At the time, company officials said that LabCorp's business in 2014 would continue to be challenged by lower healthcare utilization, an increase in Americans with high deductible and high co-insurance plans, government payment and reimbursement pressures; and uncertainty around the implementation of the Affordable Care Act. In this environment, LabCorp is planning to conduct a review of its cost structure.
“In 2014 we want to take a comprehensive review of our cost structures starting with our lab footprint, also reviewing our … corporate structure to see if there are additional opportunities for cost reductions,” King said at the JP Morgan conference. LabCorp began a process of “facility rationalization” in 2013, under which it is opening a large single-purpose lab in Phoenix, Ariz., and is consolidating four labs into that facility.

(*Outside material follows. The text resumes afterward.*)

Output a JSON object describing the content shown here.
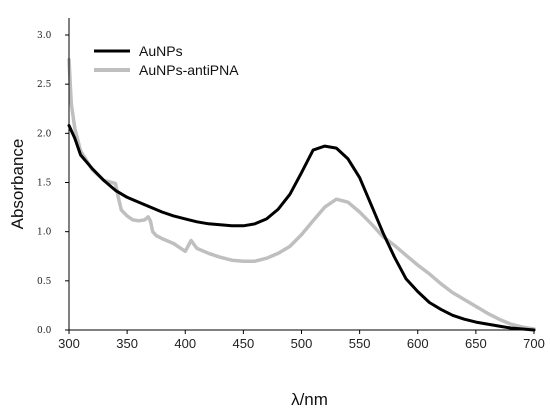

Within a challenging reimbursement environment, LabCorp is also investing in developing solutions for doctors and payors that will allow them to conduct testing that is guidelines-based and cost-effective. As healthcare providers are under increasing pressure to show improvements in patient outcomes and cost savings under the ACA, by providing this type of decision support LabCorp is aiming to provide information beyond test results that can help their customers do just that.
“Our job is to transform lab data into actionable intelligence,” King said, noting that one of the company's long-term goals is to become a knowledge service partner for its customers. “A lab value by itself is valuable, but when it's combined with drug information … and other elements of clinical data, that becomes much more valuable.”
For example, LabCorp has developed BeaconLBS, a decision support platform that physicians and health plans can use to not just order tests, but select the appropriate lab for performing testing, issue guideline supported treatment recommendations, and provide claims adjudication based on clinical and administrative rules.
“We have a contract for the implementation of BeaconLBS with UnitedHealthcare,” King said. “The first pilot will be up and running before the end of 2014.”